Sauce for the Goose


I laughed to myself the other day when I read that Unison was one lead complainers to the UK's media regulator Ofcom - over Jeremy Clarkson's comments about striking public sector workers.

See post dated 21 February 2012 - 'Much Ado About Nothing'.

Now the reason I laughed was two-fold.

Firstly, the effort put into this barking mad complaints campaign seems out of all proportion to the original incident. 

But what it does tell you is something about Unison's priorities - I haven't seen anything like as much effort being put into equal pay for example.

Equal pay is a much more important issue for many thousands of low paid council workers - as everyone knows.

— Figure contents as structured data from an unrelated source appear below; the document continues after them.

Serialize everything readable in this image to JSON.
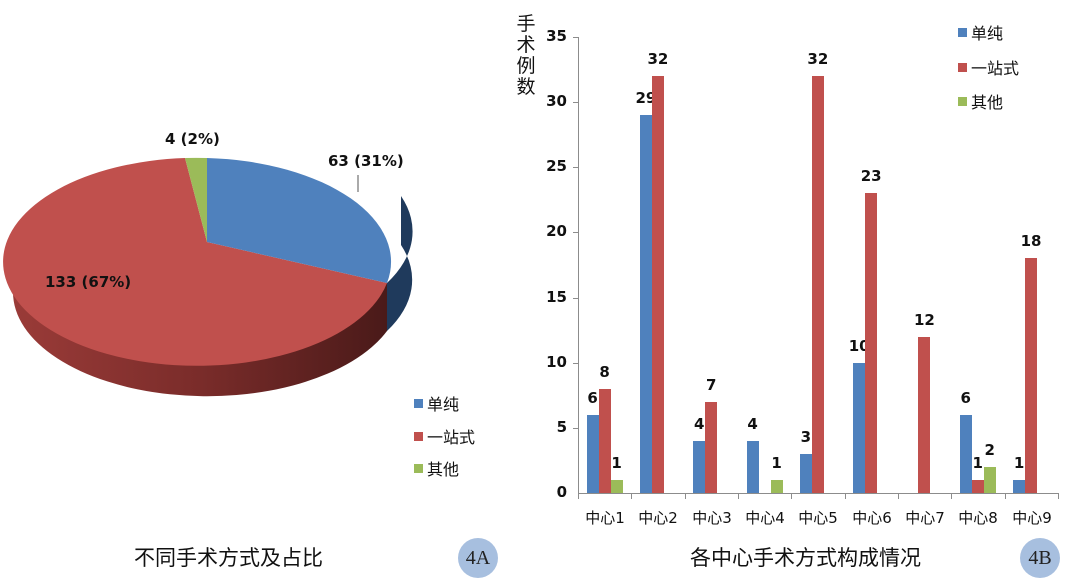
{
  "chart_data": [
    {
      "type": "pie",
      "title": "不同手术方式及占比",
      "badge": "4A",
      "three_d": true,
      "categories": [
        "单纯",
        "一站式",
        "其他"
      ],
      "values": [
        63,
        133,
        4
      ],
      "percentages": [
        31,
        67,
        2
      ],
      "data_labels": [
        "63 (31%)",
        "133 (67%)",
        "4 (2%)"
      ],
      "colors": [
        "#4f81bd",
        "#c0504d",
        "#9bbb59"
      ],
      "legend": [
        "单纯",
        "一站式",
        "其他"
      ],
      "legend_position": "right-bottom"
    },
    {
      "type": "bar",
      "title": "各中心手术方式构成情况",
      "badge": "4B",
      "ylabel": "手术例数",
      "xlabel": "",
      "ylim": [
        0,
        35
      ],
      "yticks": [
        0,
        5,
        10,
        15,
        20,
        25,
        30,
        35
      ],
      "grid": false,
      "categories": [
        "中心1",
        "中心2",
        "中心3",
        "中心4",
        "中心5",
        "中心6",
        "中心7",
        "中心8",
        "中心9"
      ],
      "series": [
        {
          "name": "单纯",
          "color": "#4f81bd",
          "values": [
            6,
            29,
            4,
            4,
            3,
            10,
            0,
            6,
            1
          ]
        },
        {
          "name": "一站式",
          "color": "#c0504d",
          "values": [
            8,
            32,
            7,
            0,
            32,
            23,
            12,
            1,
            18
          ]
        },
        {
          "name": "其他",
          "color": "#9bbb59",
          "values": [
            1,
            0,
            0,
            1,
            0,
            0,
            0,
            2,
            0
          ]
        }
      ],
      "legend": [
        "单纯",
        "一站式",
        "其他"
      ],
      "legend_position": "top-right"
    }
  ],
  "pie": {
    "labels": {
      "blue": "63 (31%)",
      "red": "133 (67%)",
      "green": "4 (2%)"
    },
    "legend": [
      {
        "label": "单纯",
        "color": "#4f81bd"
      },
      {
        "label": "一站式",
        "color": "#c0504d"
      },
      {
        "label": "其他",
        "color": "#9bbb59"
      }
    ],
    "caption": "不同手术方式及占比",
    "badge": "4A"
  },
  "bar": {
    "ylabel_chars": [
      "手",
      "术",
      "例",
      "数"
    ],
    "yticks": [
      "0",
      "5",
      "10",
      "15",
      "20",
      "25",
      "30",
      "35"
    ],
    "categories": [
      "中心1",
      "中心2",
      "中心3",
      "中心4",
      "中心5",
      "中心6",
      "中心7",
      "中心8",
      "中心9"
    ],
    "legend": [
      {
        "label": "单纯",
        "color": "#4f81bd"
      },
      {
        "label": "一站式",
        "color": "#c0504d"
      },
      {
        "label": "其他",
        "color": "#9bbb59"
      }
    ],
    "caption": "各中心手术方式构成情况",
    "badge": "4B"
  }
}
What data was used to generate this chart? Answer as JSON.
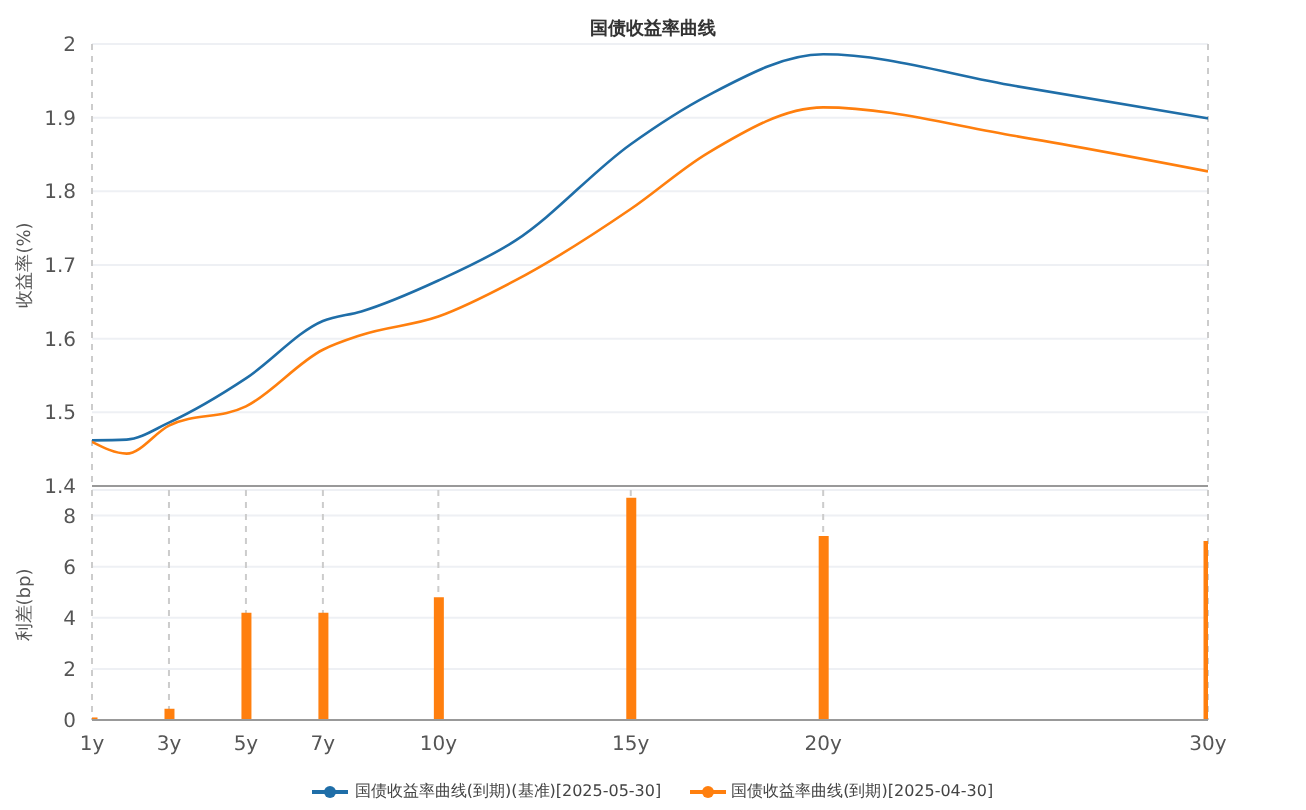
{
  "chart_data": [
    {
      "type": "line",
      "title": "国债收益率曲线",
      "ylabel": "收益率(%)",
      "x": [
        1,
        1.9,
        3,
        5,
        7,
        8,
        10,
        12,
        15,
        17,
        20,
        25,
        30
      ],
      "series": [
        {
          "name": "国债收益率曲线(到期)(基准)[2025-05-30]",
          "color": "#1f6ea8",
          "values": [
            1.462,
            1.463,
            1.486,
            1.546,
            1.624,
            1.637,
            1.679,
            1.733,
            1.864,
            1.93,
            1.986,
            1.943,
            1.899
          ]
        },
        {
          "name": "国债收益率曲线(到期)[2025-04-30]",
          "color": "#ff7f0e",
          "values": [
            1.46,
            1.444,
            1.482,
            1.508,
            1.585,
            1.605,
            1.63,
            1.679,
            1.776,
            1.852,
            1.914,
            1.875,
            1.827
          ]
        }
      ],
      "xlim": [
        1,
        30
      ],
      "xticks": [
        {
          "value": 1,
          "label": null
        },
        {
          "value": 3,
          "label": null
        },
        {
          "value": 5,
          "label": null
        },
        {
          "value": 7,
          "label": null
        },
        {
          "value": 10,
          "label": null
        },
        {
          "value": 15,
          "label": null
        },
        {
          "value": 20,
          "label": null
        },
        {
          "value": 30,
          "label": null
        }
      ],
      "ylim": [
        1.4,
        2
      ],
      "yticks": [
        1.4,
        1.5,
        1.6,
        1.7,
        1.8,
        1.9,
        2
      ],
      "grid": true,
      "legend": "bottom",
      "tick_labels": "y",
      "marker": "none"
    },
    {
      "type": "bar",
      "ylabel": "利差(bp)",
      "x": [
        1,
        3,
        5,
        7,
        10,
        15,
        20,
        30
      ],
      "values": [
        0.1,
        0.44,
        4.2,
        4.2,
        4.8,
        8.7,
        7.2,
        7.0
      ],
      "color": "#ff7f0e",
      "xlim": [
        1,
        30
      ],
      "xticks": [
        {
          "value": 1,
          "label": "1y"
        },
        {
          "value": 3,
          "label": "3y"
        },
        {
          "value": 5,
          "label": "5y"
        },
        {
          "value": 7,
          "label": "7y"
        },
        {
          "value": 10,
          "label": "10y"
        },
        {
          "value": 15,
          "label": "15y"
        },
        {
          "value": 20,
          "label": "20y"
        },
        {
          "value": 30,
          "label": "30y"
        }
      ],
      "ylim": [
        0,
        9
      ],
      "yticks": [
        0,
        2,
        4,
        6,
        8
      ],
      "grid": true
    }
  ]
}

Yet the unions have failed to hit the national headlines or cause anything like the kind of rumpus they created - over some silly remarks from the presenter of BBC's Top Gear.

In fact you could say that when it comes to equal pay - the unions have been in Reverse Gear rather than Top Gear.

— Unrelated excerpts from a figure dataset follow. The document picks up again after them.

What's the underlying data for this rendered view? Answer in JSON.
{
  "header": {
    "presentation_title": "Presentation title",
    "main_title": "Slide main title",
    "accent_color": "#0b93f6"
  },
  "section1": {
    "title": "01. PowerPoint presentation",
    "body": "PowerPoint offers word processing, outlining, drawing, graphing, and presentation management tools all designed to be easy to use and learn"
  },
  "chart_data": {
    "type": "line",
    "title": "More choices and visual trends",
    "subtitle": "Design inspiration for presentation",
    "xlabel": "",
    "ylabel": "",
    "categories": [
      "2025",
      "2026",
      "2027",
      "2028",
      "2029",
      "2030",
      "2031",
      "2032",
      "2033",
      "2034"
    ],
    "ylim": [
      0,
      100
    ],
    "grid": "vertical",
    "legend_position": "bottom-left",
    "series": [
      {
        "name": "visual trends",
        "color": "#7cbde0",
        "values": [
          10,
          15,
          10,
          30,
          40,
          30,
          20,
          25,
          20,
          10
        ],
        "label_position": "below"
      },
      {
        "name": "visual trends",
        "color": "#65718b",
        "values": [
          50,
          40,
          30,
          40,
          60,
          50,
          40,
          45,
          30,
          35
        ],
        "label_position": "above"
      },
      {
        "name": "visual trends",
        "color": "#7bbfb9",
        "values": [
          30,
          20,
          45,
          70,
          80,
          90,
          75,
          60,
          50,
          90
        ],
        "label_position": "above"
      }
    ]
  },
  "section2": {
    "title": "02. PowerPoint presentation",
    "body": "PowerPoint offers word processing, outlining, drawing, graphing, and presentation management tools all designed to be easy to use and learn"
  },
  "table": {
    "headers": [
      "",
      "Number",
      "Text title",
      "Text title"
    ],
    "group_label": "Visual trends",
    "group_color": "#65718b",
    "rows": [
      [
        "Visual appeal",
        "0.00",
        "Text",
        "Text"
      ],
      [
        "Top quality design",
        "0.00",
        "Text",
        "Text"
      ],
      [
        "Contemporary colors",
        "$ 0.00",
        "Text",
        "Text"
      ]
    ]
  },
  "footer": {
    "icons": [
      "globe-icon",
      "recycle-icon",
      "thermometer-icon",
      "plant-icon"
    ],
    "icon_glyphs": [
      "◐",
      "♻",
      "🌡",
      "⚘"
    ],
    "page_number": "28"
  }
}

The second point that made me laugh is the fact that a trade union is complaining to the UK media watchdog - Ofcom - when there is no similar system of regulation in place for trade unions themselves.

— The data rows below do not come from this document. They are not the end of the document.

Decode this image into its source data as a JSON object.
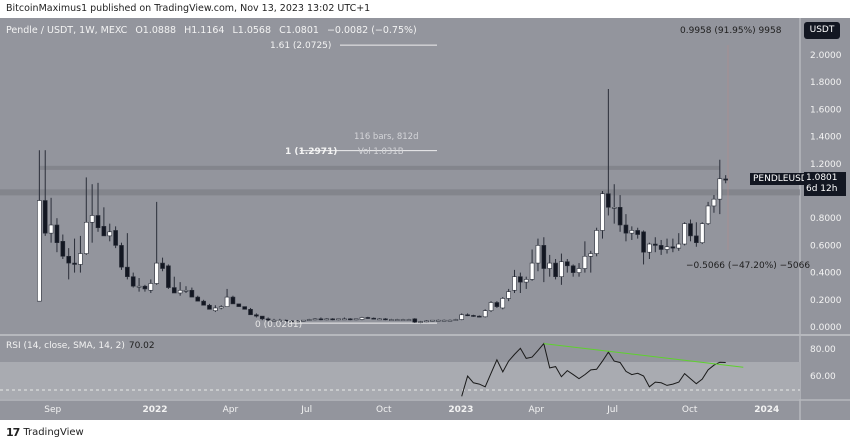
{
  "header": {
    "published": "BitcoinMaximus1 published on TradingView.com, Nov 13, 2023 13:02 UTC+1"
  },
  "legend": {
    "symbol": "Pendle / USDT, 1W, MEXC",
    "open": "O1.0888",
    "high": "H1.1164",
    "low": "L1.0568",
    "close": "C1.0801",
    "change": "−0.0082 (−0.75%)"
  },
  "price_axis": {
    "currency": "USDT",
    "ticks": [
      "2.0000",
      "1.8000",
      "1.6000",
      "1.4000",
      "1.2000",
      "0.8000",
      "0.6000",
      "0.4000",
      "0.2000",
      "0.0000"
    ],
    "last_price": "1.0801",
    "countdown": "6d 12h",
    "symbol_tag": "PENDLEUSDT"
  },
  "time_axis": {
    "ticks": [
      "Sep",
      "2022",
      "Apr",
      "Jul",
      "Oct",
      "2023",
      "Apr",
      "Jul",
      "Oct",
      "2024"
    ]
  },
  "annotations": {
    "fib_161": "1.61 (2.0725)",
    "fib_1": "1 (1.2971)",
    "fib_0": "0 (0.0281)",
    "range_bars": "116 bars, 812d",
    "range_vol": "Vol 1.031B",
    "measure_up": "0.9958 (91.95%) 9958",
    "measure_down": "−0.5066 (−47.20%) −5066"
  },
  "rsi": {
    "label": "RSI (14, close, SMA, 14, 2)",
    "value": "70.02",
    "ticks": [
      "80.00",
      "60.00"
    ]
  },
  "footer": {
    "brand": "TradingView"
  },
  "colors": {
    "pane": "#93959d",
    "up": "#ffffff",
    "down": "#131722",
    "trendline": "#5fd12e",
    "band": "#7f8188"
  },
  "chart_data": [
    {
      "type": "candlestick",
      "title": "Pendle / USDT, 1W, MEXC",
      "ylim": [
        0,
        2.1
      ],
      "log_scale": false,
      "grid": false,
      "fib_levels": [
        {
          "ratio": 1.61,
          "price": 2.0725
        },
        {
          "ratio": 1,
          "price": 1.2971
        },
        {
          "ratio": 0,
          "price": 0.0281
        }
      ],
      "horizontal_zones": [
        1.17,
        0.99
      ],
      "candles_columns": [
        "date",
        "open",
        "high",
        "low",
        "close"
      ],
      "candles": [
        [
          "2021-08-16",
          0.19,
          1.3,
          0.19,
          0.93
        ],
        [
          "2021-08-23",
          0.93,
          1.3,
          0.67,
          0.69
        ],
        [
          "2021-08-30",
          0.69,
          0.95,
          0.62,
          0.75
        ],
        [
          "2021-09-06",
          0.75,
          0.8,
          0.55,
          0.62
        ],
        [
          "2021-09-13",
          0.63,
          0.68,
          0.5,
          0.52
        ],
        [
          "2021-09-20",
          0.52,
          0.58,
          0.35,
          0.47
        ],
        [
          "2021-09-27",
          0.47,
          0.65,
          0.4,
          0.46
        ],
        [
          "2021-10-04",
          0.46,
          0.67,
          0.4,
          0.54
        ],
        [
          "2021-10-11",
          0.54,
          1.1,
          0.53,
          0.77
        ],
        [
          "2021-10-18",
          0.77,
          1.05,
          0.62,
          0.82
        ],
        [
          "2021-10-25",
          0.82,
          1.06,
          0.7,
          0.73
        ],
        [
          "2021-11-01",
          0.74,
          0.88,
          0.69,
          0.67
        ],
        [
          "2021-11-08",
          0.67,
          0.76,
          0.63,
          0.7
        ],
        [
          "2021-11-15",
          0.71,
          0.74,
          0.58,
          0.6
        ],
        [
          "2021-11-22",
          0.6,
          0.62,
          0.42,
          0.44
        ],
        [
          "2021-11-29",
          0.44,
          0.69,
          0.35,
          0.37
        ],
        [
          "2021-12-06",
          0.37,
          0.4,
          0.29,
          0.3
        ],
        [
          "2021-12-13",
          0.3,
          0.36,
          0.26,
          0.3
        ],
        [
          "2021-12-20",
          0.3,
          0.31,
          0.26,
          0.28
        ],
        [
          "2021-12-27",
          0.27,
          0.35,
          0.25,
          0.32
        ],
        [
          "2022-01-03",
          0.32,
          0.92,
          0.31,
          0.47
        ],
        [
          "2022-01-10",
          0.47,
          0.51,
          0.41,
          0.43
        ],
        [
          "2022-01-17",
          0.45,
          0.46,
          0.28,
          0.29
        ],
        [
          "2022-01-24",
          0.29,
          0.37,
          0.25,
          0.25
        ],
        [
          "2022-01-31",
          0.25,
          0.33,
          0.23,
          0.27
        ],
        [
          "2022-02-07",
          0.27,
          0.3,
          0.25,
          0.27
        ],
        [
          "2022-02-14",
          0.27,
          0.29,
          0.22,
          0.22
        ],
        [
          "2022-02-21",
          0.22,
          0.23,
          0.19,
          0.19
        ],
        [
          "2022-02-28",
          0.19,
          0.2,
          0.16,
          0.16
        ],
        [
          "2022-03-07",
          0.16,
          0.17,
          0.13,
          0.13
        ],
        [
          "2022-03-14",
          0.12,
          0.16,
          0.11,
          0.14
        ],
        [
          "2022-03-21",
          0.14,
          0.16,
          0.13,
          0.15
        ],
        [
          "2022-03-28",
          0.15,
          0.28,
          0.15,
          0.22
        ],
        [
          "2022-04-04",
          0.22,
          0.23,
          0.17,
          0.17
        ],
        [
          "2022-04-11",
          0.17,
          0.17,
          0.15,
          0.15
        ],
        [
          "2022-04-18",
          0.15,
          0.15,
          0.13,
          0.13
        ],
        [
          "2022-04-25",
          0.13,
          0.14,
          0.09,
          0.09
        ],
        [
          "2022-05-02",
          0.09,
          0.1,
          0.07,
          0.08
        ],
        [
          "2022-05-09",
          0.08,
          0.08,
          0.05,
          0.06
        ],
        [
          "2022-05-16",
          0.06,
          0.07,
          0.04,
          0.05
        ],
        [
          "2022-05-23",
          0.05,
          0.06,
          0.04,
          0.05
        ],
        [
          "2022-05-30",
          0.05,
          0.06,
          0.045,
          0.05
        ],
        [
          "2022-06-06",
          0.05,
          0.055,
          0.04,
          0.045
        ],
        [
          "2022-06-13",
          0.045,
          0.05,
          0.035,
          0.04
        ],
        [
          "2022-06-20",
          0.04,
          0.05,
          0.035,
          0.045
        ],
        [
          "2022-06-27",
          0.045,
          0.05,
          0.04,
          0.05
        ],
        [
          "2022-07-04",
          0.05,
          0.06,
          0.045,
          0.055
        ],
        [
          "2022-07-11",
          0.055,
          0.065,
          0.05,
          0.06
        ],
        [
          "2022-07-18",
          0.06,
          0.07,
          0.05,
          0.055
        ],
        [
          "2022-07-25",
          0.055,
          0.065,
          0.05,
          0.06
        ],
        [
          "2022-08-01",
          0.06,
          0.065,
          0.05,
          0.055
        ],
        [
          "2022-08-08",
          0.055,
          0.06,
          0.05,
          0.06
        ],
        [
          "2022-08-15",
          0.06,
          0.07,
          0.055,
          0.06
        ],
        [
          "2022-08-22",
          0.06,
          0.065,
          0.05,
          0.055
        ],
        [
          "2022-08-29",
          0.055,
          0.06,
          0.05,
          0.06
        ],
        [
          "2022-09-05",
          0.055,
          0.075,
          0.05,
          0.07
        ],
        [
          "2022-09-12",
          0.07,
          0.075,
          0.06,
          0.065
        ],
        [
          "2022-09-19",
          0.065,
          0.07,
          0.06,
          0.06
        ],
        [
          "2022-09-26",
          0.06,
          0.065,
          0.055,
          0.06
        ],
        [
          "2022-10-03",
          0.06,
          0.065,
          0.05,
          0.055
        ],
        [
          "2022-10-10",
          0.055,
          0.06,
          0.05,
          0.055
        ],
        [
          "2022-10-17",
          0.055,
          0.06,
          0.05,
          0.055
        ],
        [
          "2022-10-24",
          0.055,
          0.06,
          0.05,
          0.055
        ],
        [
          "2022-10-31",
          0.055,
          0.06,
          0.05,
          0.055
        ],
        [
          "2022-11-07",
          0.06,
          0.065,
          0.03,
          0.035
        ],
        [
          "2022-11-14",
          0.035,
          0.045,
          0.0281,
          0.04
        ],
        [
          "2022-11-21",
          0.04,
          0.05,
          0.035,
          0.045
        ],
        [
          "2022-11-28",
          0.045,
          0.05,
          0.04,
          0.05
        ],
        [
          "2022-12-05",
          0.05,
          0.055,
          0.045,
          0.05
        ],
        [
          "2022-12-12",
          0.05,
          0.055,
          0.045,
          0.05
        ],
        [
          "2022-12-19",
          0.05,
          0.055,
          0.045,
          0.05
        ],
        [
          "2022-12-26",
          0.05,
          0.06,
          0.045,
          0.055
        ],
        [
          "2023-01-02",
          0.055,
          0.1,
          0.05,
          0.09
        ],
        [
          "2023-01-09",
          0.09,
          0.1,
          0.08,
          0.085
        ],
        [
          "2023-01-16",
          0.085,
          0.09,
          0.075,
          0.08
        ],
        [
          "2023-01-23",
          0.08,
          0.085,
          0.07,
          0.075
        ],
        [
          "2023-01-30",
          0.075,
          0.13,
          0.07,
          0.12
        ],
        [
          "2023-02-06",
          0.12,
          0.19,
          0.11,
          0.18
        ],
        [
          "2023-02-13",
          0.18,
          0.19,
          0.14,
          0.15
        ],
        [
          "2023-02-20",
          0.14,
          0.22,
          0.13,
          0.21
        ],
        [
          "2023-02-27",
          0.21,
          0.28,
          0.19,
          0.26
        ],
        [
          "2023-03-06",
          0.27,
          0.42,
          0.25,
          0.37
        ],
        [
          "2023-03-13",
          0.37,
          0.4,
          0.25,
          0.33
        ],
        [
          "2023-03-20",
          0.33,
          0.37,
          0.28,
          0.35
        ],
        [
          "2023-03-27",
          0.35,
          0.57,
          0.34,
          0.47
        ],
        [
          "2023-04-03",
          0.47,
          0.65,
          0.41,
          0.6
        ],
        [
          "2023-04-10",
          0.6,
          0.66,
          0.33,
          0.43
        ],
        [
          "2023-04-17",
          0.43,
          0.53,
          0.37,
          0.47
        ],
        [
          "2023-04-24",
          0.47,
          0.5,
          0.35,
          0.37
        ],
        [
          "2023-05-01",
          0.37,
          0.54,
          0.31,
          0.48
        ],
        [
          "2023-05-08",
          0.48,
          0.5,
          0.4,
          0.45
        ],
        [
          "2023-05-15",
          0.45,
          0.46,
          0.37,
          0.4
        ],
        [
          "2023-05-22",
          0.4,
          0.47,
          0.37,
          0.43
        ],
        [
          "2023-05-29",
          0.43,
          0.63,
          0.4,
          0.52
        ],
        [
          "2023-06-05",
          0.52,
          0.56,
          0.4,
          0.54
        ],
        [
          "2023-06-12",
          0.54,
          0.73,
          0.52,
          0.71
        ],
        [
          "2023-06-19",
          0.71,
          1.0,
          0.65,
          0.98
        ],
        [
          "2023-06-26",
          0.98,
          1.75,
          0.82,
          0.88
        ],
        [
          "2023-07-03",
          0.88,
          1.05,
          0.76,
          0.88
        ],
        [
          "2023-07-10",
          0.88,
          0.97,
          0.7,
          0.75
        ],
        [
          "2023-07-17",
          0.75,
          0.83,
          0.63,
          0.69
        ],
        [
          "2023-07-24",
          0.69,
          0.74,
          0.64,
          0.71
        ],
        [
          "2023-07-31",
          0.71,
          0.73,
          0.65,
          0.68
        ],
        [
          "2023-08-07",
          0.7,
          0.71,
          0.46,
          0.55
        ],
        [
          "2023-08-14",
          0.55,
          0.62,
          0.5,
          0.61
        ],
        [
          "2023-08-21",
          0.61,
          0.66,
          0.55,
          0.6
        ],
        [
          "2023-08-28",
          0.6,
          0.64,
          0.53,
          0.57
        ],
        [
          "2023-09-04",
          0.57,
          0.65,
          0.54,
          0.59
        ],
        [
          "2023-09-11",
          0.59,
          0.65,
          0.55,
          0.58
        ],
        [
          "2023-09-18",
          0.58,
          0.69,
          0.56,
          0.61
        ],
        [
          "2023-09-25",
          0.61,
          0.77,
          0.6,
          0.76
        ],
        [
          "2023-10-02",
          0.76,
          0.79,
          0.63,
          0.67
        ],
        [
          "2023-10-09",
          0.67,
          0.77,
          0.59,
          0.62
        ],
        [
          "2023-10-16",
          0.62,
          0.77,
          0.61,
          0.76
        ],
        [
          "2023-10-23",
          0.76,
          0.92,
          0.75,
          0.89
        ],
        [
          "2023-10-30",
          0.89,
          0.97,
          0.84,
          0.94
        ],
        [
          "2023-11-06",
          0.94,
          1.23,
          0.83,
          1.09
        ],
        [
          "2023-11-13",
          1.0888,
          1.1164,
          1.0568,
          1.0801
        ]
      ]
    },
    {
      "type": "line",
      "title": "RSI (14, close, SMA, 14, 2)",
      "ylim": [
        44,
        88
      ],
      "bands": {
        "upper": 70,
        "middle_dashed": 50
      },
      "series": [
        {
          "name": "RSI",
          "points": [
            [
              "2023-01-02",
              45
            ],
            [
              "2023-01-09",
              60
            ],
            [
              "2023-01-16",
              55
            ],
            [
              "2023-01-23",
              54
            ],
            [
              "2023-01-30",
              52
            ],
            [
              "2023-02-06",
              62
            ],
            [
              "2023-02-13",
              72
            ],
            [
              "2023-02-20",
              63
            ],
            [
              "2023-02-27",
              71
            ],
            [
              "2023-03-06",
              76
            ],
            [
              "2023-03-13",
              80.5
            ],
            [
              "2023-03-20",
              73
            ],
            [
              "2023-03-27",
              74
            ],
            [
              "2023-04-03",
              79
            ],
            [
              "2023-04-10",
              84
            ],
            [
              "2023-04-17",
              66
            ],
            [
              "2023-04-24",
              67
            ],
            [
              "2023-05-01",
              59.5
            ],
            [
              "2023-05-08",
              64
            ],
            [
              "2023-05-15",
              61
            ],
            [
              "2023-05-22",
              58
            ],
            [
              "2023-05-29",
              61
            ],
            [
              "2023-06-05",
              64.5
            ],
            [
              "2023-06-12",
              65
            ],
            [
              "2023-06-19",
              71
            ],
            [
              "2023-06-26",
              77.7
            ],
            [
              "2023-07-03",
              71
            ],
            [
              "2023-07-10",
              70
            ],
            [
              "2023-07-17",
              63.4
            ],
            [
              "2023-07-24",
              61
            ],
            [
              "2023-07-31",
              62
            ],
            [
              "2023-08-07",
              60
            ],
            [
              "2023-08-14",
              52
            ],
            [
              "2023-08-21",
              55.5
            ],
            [
              "2023-08-28",
              55
            ],
            [
              "2023-09-04",
              53
            ],
            [
              "2023-09-11",
              54
            ],
            [
              "2023-09-18",
              55.5
            ],
            [
              "2023-09-25",
              61.8
            ],
            [
              "2023-10-02",
              58
            ],
            [
              "2023-10-09",
              54.3
            ],
            [
              "2023-10-16",
              57.7
            ],
            [
              "2023-10-23",
              64.5
            ],
            [
              "2023-10-30",
              68
            ],
            [
              "2023-11-06",
              70.2
            ],
            [
              "2023-11-13",
              70.02
            ]
          ]
        }
      ],
      "trendline": [
        [
          "2023-04-10",
          84
        ],
        [
          "2023-12-04",
          66.5
        ]
      ]
    }
  ]
}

Trade unions are ever bigger these days - the big three (GMB, Unison and Unite) are all very similar in outlook and all support the Labour party - and there are more union mergers in the pipeline.

So these giant trade unions become increasingly remote from their members - yet there is no one there to stick up for the little guy, the ordinary union member - when things go wrong.

And what's sauce for the goose should be sauce for the gander - it seems to me - and many other people as well - if my e-mail inbox is anything to go by.

The days of the police investigating complaints by themselves are long gone - the same should be true for the country's trade unions.